Designing compact, connected and gap-free reserves with systematic reserve site selection models

Protected areas play a crucial role in current global policies to mitigate the erosion of biodiversity and systematic reserve site selection models are increasingly involved in their design. These models address the optimisation problem that seeks to cover spaces hosting biodiversity features with nature reserves at a minimum cost for human activities. To increase the likelihood of a successful implementation, reserves need to be spatially consistent. Widely used decision support tools such as Marxan and PrioritizR commonly enforce compactness indirectly by penalising the reserve perimeter in the objective function. Few other optimisation models explicitly consider spatial properties such as limited fragmentation, connectivity of selected sites, and buffer zones around them, etc. So far, no reserve site selection model can guarantee the production of a connected, compact, and gap-free reserve all at once. The impossibility of designing reserve solutions with desirable spatial properties using existing models makes it difficult to implement such solutions in the real world.
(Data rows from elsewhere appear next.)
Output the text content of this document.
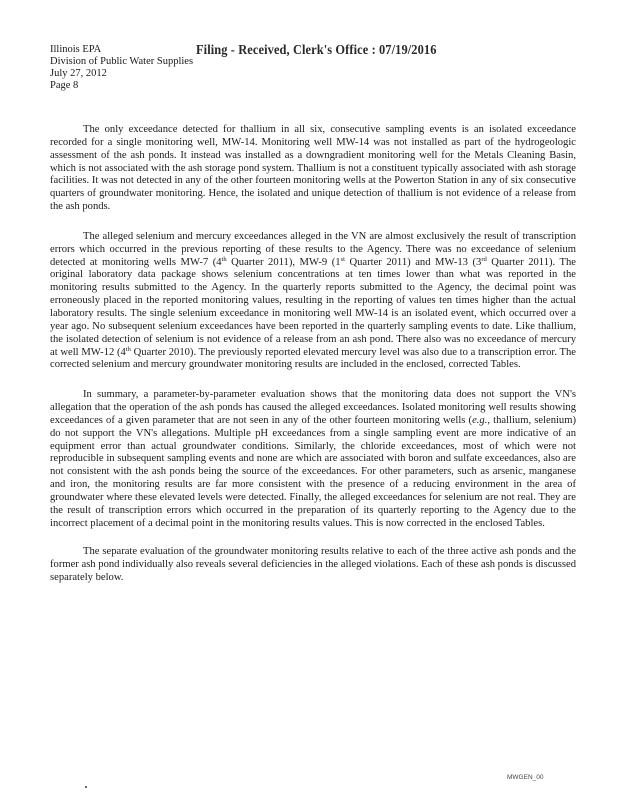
Illinois EPA
Division of Public Water Supplies
July 27, 2012
Page 8
Filing - Received, Clerk's Office : 07/19/2016

The only exceedance detected for thallium in all six, consecutive sampling events is an isolated exceedance recorded for a single monitoring well, MW-14. Monitoring well MW-14 was not installed as part of the hydrogeologic assessment of the ash ponds. It instead was installed as a downgradient monitoring well for the Metals Cleaning Basin, which is not associated with the ash storage pond system. Thallium is not a constituent typically associated with ash storage facilities. It was not detected in any of the other fourteen monitoring wells at the Powerton Station in any of six consecutive quarters of groundwater monitoring. Hence, the isolated and unique detection of thallium is not evidence of a release from the ash ponds.

The alleged selenium and mercury exceedances alleged in the VN are almost exclusively the result of transcription errors which occurred in the previous reporting of these results to the Agency. There was no exceedance of selenium detected at monitoring wells MW-7 (4th Quarter 2011), MW-9 (1st Quarter 2011) and MW-13 (3rd Quarter 2011). The original laboratory data package shows selenium concentrations at ten times lower than what was reported in the monitoring results submitted to the Agency. In the quarterly reports submitted to the Agency, the decimal point was erroneously placed in the reported monitoring values, resulting in the reporting of values ten times higher than the actual laboratory results. The single selenium exceedance in monitoring well MW-14 is an isolated event, which occurred over a year ago. No subsequent selenium exceedances have been reported in the quarterly sampling events to date. Like thallium, the isolated detection of selenium is not evidence of a release from an ash pond. There also was no exceedance of mercury at well MW-12 (4th Quarter 2010). The previously reported elevated mercury level was also due to a transcription error. The corrected selenium and mercury groundwater monitoring results are included in the enclosed, corrected Tables.

In summary, a parameter-by-parameter evaluation shows that the monitoring data does not support the VN's allegation that the operation of the ash ponds has caused the alleged exceedances. Isolated monitoring well results showing exceedances of a given parameter that are not seen in any of the other fourteen monitoring wells (e.g., thallium, selenium) do not support the VN's allegations. Multiple pH exceedances from a single sampling event are more indicative of an equipment error than actual groundwater conditions. Similarly, the chloride exceedances, most of which were not reproducible in subsequent sampling events and none are which are associated with boron and sulfate exceedances, also are not consistent with the ash ponds being the source of the exceedances. For other parameters, such as arsenic, manganese and iron, the monitoring results are far more consistent with the presence of a reducing environment in the area of groundwater where these elevated levels were detected. Finally, the alleged exceedances for selenium are not real. They are the result of transcription errors which occurred in the preparation of its quarterly reporting to the Agency due to the incorrect placement of a decimal point in the monitoring results values. This is now corrected in the enclosed Tables.

The separate evaluation of the groundwater monitoring results relative to each of the three active ash ponds and the former ash pond individually also reveals several deficiencies in the alleged violations. Each of these ash ponds is discussed separately below.

MWGEN_00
Therefore, we propose a mixed-integer linear program to build a reserve that is connected, compact, and gap-free. To enforce these spatial attributes within a reserve site selection model, we used a multicommodity flow approach. We tested the computational feasibility of our model on generated instances and the real instance of Fernando de Noronha. The results indicate that a single model can be used to enforce compactness, connectivity, and the absence of gaps. Using this optimisation model, conservation practitioners can design reserve solutions with desirable spatial properties, thereby increasing the likelihood of a successful implementation.

DOI: 10.1016/j.apm.2024.06.001

Reference

Brunel, A., Omer, J., Gicquel, A., & Lanco, S. (2024). Designing compact, connected and gap-free reserves with systematic reserve site selection models. Applied Mathematical Modelling, 134: 307-323.